What it means for you
UCBs must ensure compliance with updated capital adequacy norms, including maintaining a CRAR of 12% to be exempt from mandatory share-linking. The circular reinforces the Basel I framework, requiring a minimum 8% capital-to-risk-weighted-assets ratio. Banks need to align their capital planning and reporting with these consolidated instructions to avoid regulatory gaps.
What you must do
- Review and update internal capital adequacy policies to align with the consolidated master circular.
- Ensure CRAR is maintained at 12% or above to qualify for exemption from mandatory share-linking norms.
- Verify that share-linking to borrowings is applied correctly: 5% for unsecured, 2.5% for secured borrowings.
- Submit required returns as per the proforma in Annex 2 of the circular.
- Train compliance teams on the updated guidelines, including risk weights and capital for market risk.
Who it affects
All Primary (Urban) Co-operative Banks (UCBs), Chief Executive Officers of UCBs, Compliance and risk management teams at UCBs, Auditors and regulators overseeing UCBs
What is the minimum capital requirement for a UCB under this circular?

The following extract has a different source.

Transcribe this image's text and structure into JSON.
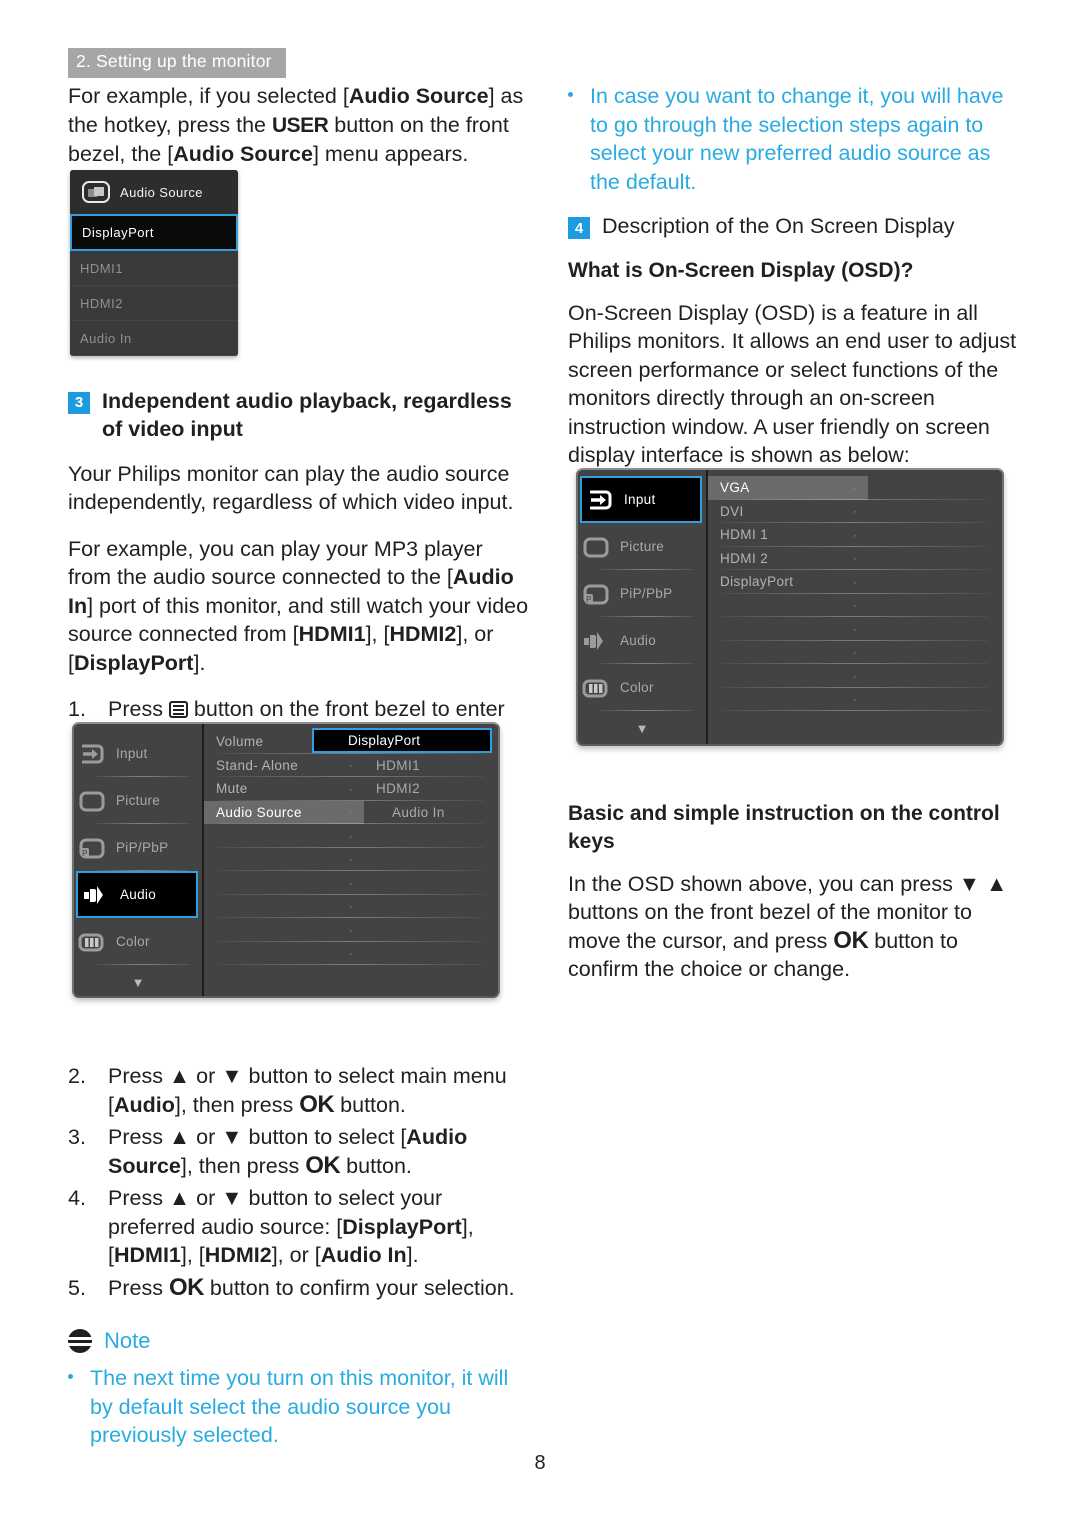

As per Section 11 of the Banking Regulation Act (AACS), the aggregate value of paid-up capital and reserves must be at least ₹1 lakh. Additionally, RBI prescribes minimum entry point capital for new UCBs under Section 22(3)(d).
Are UCBs with a CRAR of 12% exempt from share-linking norms?
Yes, UCBs that maintain a CRAR of 12% on a continuous basis are exempted from mandatory share-linking norms effective November 15, 2010, as per the circular.
What are the share-linking percentages for borrowings?
For unsecured borrowings, 5% of the borrowing amount must be held as shares. For secured borrowings, it is 2.5%. For secured borrowings by SSIs, 2.5% is required, with 1% collected initially and the remaining 1.5% within two years.